Many scholars have pointed to AI producing systemically racist consequences in a variety of scenarios.

According to Bob Gaydos, CEO of Pendella Technologies, while AIs can comprehend information considerably faster than humans, that speed is often their undoing.

"You must protect it from its own speed." "Speed is a wonderful thing, but it is also a dangerous thing, and AI makes assumptions at breakneck speed," Gaydos says.

He stated that if an AI makes an assumption that suggests it will make a biased coverage judgment, the nature of AI dictates that it would compound that hint and double down, transforming that hint into an inflated bias.

A human may rely on wisdom or experience to recognize that a prejudiced judgment was incorrect, ill-informed, or even illegal, but steps must be deliberately made to ensure that the AI does not discriminate.

Underwriters will need to be especially aware of the implications of automated underwriting in terms of bias and discrimination. If they do not, they will be subjected to an onslaught of political supervision and regulation.

Colorado has already proposed legislation to ban AI-driven discrimination in insurance.

"With Colorado, the political door is open." "State regulators are going to say, 'If you're using AI, you're going to have to show us how you're going to use it,'" Gaydos predicted. "But that will open Pandora's Box."

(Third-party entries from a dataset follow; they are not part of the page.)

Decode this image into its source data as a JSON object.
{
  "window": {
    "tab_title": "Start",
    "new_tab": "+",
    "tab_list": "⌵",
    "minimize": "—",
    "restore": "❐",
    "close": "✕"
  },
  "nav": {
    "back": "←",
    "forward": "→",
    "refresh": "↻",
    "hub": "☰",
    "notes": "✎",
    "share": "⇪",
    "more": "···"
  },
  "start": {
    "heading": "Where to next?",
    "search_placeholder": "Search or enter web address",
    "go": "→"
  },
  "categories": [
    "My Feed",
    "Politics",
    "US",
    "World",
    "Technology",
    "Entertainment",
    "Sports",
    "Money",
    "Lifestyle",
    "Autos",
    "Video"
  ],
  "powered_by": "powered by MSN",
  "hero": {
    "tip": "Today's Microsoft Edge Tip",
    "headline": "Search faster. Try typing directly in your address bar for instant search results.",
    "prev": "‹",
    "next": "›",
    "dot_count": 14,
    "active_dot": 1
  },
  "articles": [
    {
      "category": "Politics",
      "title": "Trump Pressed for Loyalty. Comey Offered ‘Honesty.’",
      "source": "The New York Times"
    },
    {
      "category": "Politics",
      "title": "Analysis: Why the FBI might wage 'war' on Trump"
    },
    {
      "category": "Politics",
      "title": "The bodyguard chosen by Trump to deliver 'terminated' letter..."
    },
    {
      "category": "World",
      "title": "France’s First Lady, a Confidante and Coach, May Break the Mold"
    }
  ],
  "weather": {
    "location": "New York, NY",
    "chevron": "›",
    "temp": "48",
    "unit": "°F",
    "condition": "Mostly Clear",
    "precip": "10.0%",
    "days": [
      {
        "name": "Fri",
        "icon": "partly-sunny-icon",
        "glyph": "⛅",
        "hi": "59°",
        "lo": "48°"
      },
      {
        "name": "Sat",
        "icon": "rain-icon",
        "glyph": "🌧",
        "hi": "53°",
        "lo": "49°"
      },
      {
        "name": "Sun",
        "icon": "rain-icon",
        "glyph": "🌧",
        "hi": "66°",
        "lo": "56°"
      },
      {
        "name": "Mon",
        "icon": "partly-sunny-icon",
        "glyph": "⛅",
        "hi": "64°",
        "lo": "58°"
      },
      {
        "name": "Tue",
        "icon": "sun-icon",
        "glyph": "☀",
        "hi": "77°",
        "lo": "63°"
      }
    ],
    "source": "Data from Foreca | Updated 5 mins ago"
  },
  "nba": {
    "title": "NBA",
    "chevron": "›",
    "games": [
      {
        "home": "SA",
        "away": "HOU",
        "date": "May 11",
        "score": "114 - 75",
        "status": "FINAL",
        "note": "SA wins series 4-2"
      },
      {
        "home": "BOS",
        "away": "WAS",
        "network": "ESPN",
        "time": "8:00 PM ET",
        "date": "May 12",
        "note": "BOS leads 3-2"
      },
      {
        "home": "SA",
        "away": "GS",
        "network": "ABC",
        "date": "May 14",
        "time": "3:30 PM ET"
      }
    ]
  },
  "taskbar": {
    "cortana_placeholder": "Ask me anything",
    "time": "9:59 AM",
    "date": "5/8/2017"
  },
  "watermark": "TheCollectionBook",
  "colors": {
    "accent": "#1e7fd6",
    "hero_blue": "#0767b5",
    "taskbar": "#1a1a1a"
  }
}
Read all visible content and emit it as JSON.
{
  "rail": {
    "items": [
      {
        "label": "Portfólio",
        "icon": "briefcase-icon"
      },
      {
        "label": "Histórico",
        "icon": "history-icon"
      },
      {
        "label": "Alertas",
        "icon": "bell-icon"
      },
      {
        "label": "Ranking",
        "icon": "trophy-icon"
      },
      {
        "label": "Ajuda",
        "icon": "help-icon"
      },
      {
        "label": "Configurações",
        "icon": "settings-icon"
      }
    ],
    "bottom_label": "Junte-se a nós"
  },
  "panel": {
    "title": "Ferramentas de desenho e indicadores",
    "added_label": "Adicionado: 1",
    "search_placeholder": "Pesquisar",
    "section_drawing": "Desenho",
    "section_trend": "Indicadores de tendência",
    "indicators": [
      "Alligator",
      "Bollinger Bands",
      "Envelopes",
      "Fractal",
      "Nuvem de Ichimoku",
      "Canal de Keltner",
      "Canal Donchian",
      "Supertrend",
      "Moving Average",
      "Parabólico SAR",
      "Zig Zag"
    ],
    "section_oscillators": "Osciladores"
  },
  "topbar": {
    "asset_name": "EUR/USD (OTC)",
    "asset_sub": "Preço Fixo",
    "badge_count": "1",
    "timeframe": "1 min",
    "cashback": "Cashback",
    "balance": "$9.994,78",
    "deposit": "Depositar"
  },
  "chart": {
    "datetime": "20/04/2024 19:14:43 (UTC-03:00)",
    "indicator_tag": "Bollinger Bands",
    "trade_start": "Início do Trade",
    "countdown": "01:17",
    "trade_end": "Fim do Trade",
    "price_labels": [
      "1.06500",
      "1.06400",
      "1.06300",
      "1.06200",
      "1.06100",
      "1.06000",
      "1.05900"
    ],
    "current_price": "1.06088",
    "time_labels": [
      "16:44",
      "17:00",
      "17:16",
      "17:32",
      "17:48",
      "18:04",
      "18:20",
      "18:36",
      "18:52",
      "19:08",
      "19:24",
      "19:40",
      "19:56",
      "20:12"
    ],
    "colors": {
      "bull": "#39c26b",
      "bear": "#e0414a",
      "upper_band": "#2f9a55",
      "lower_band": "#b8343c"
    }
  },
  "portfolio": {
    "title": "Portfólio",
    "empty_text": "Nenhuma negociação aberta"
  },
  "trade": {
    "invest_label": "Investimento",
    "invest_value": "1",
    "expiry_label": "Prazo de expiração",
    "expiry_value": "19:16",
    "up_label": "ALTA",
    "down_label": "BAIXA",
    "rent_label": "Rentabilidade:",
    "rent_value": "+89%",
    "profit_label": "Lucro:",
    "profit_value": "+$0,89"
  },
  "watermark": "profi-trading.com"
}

The Future of AI & Insurance Industries

In the insurance industry, AI is already adept at automating repetitive and predictable operations. However, for the time being, the human touch is still required. However, as AI advances, more complicated activities will be delegated, potentially offering up additional opportunity for supervisory positions and efficiencies.

From the perspective of the customer, the AI future is a pipe dream of an automated, frictionless experience. Getting into a car that displays real-time insurance costs for several routes to work that morning, based on traffic and road conditions. Then, if there is an accident, the claim can be completed immediately with the click of an app, and the car can drive itself to the repair while a new car makes its way to the driveway without requiring any time off work.

As data and feedback models become more available and help drive real-time decisions, a world with more usage-based and real-time pricing is practically probable.

Risk management and mitigation will be as important in customer service as underwriting is now, with aerial pictures combined with generative AI processing analysis providing agents with knowledge to help their customers prevent things like roof leaks from occurring.

But, for the time being, things are changing quickly, and AI potential appears to be everywhere.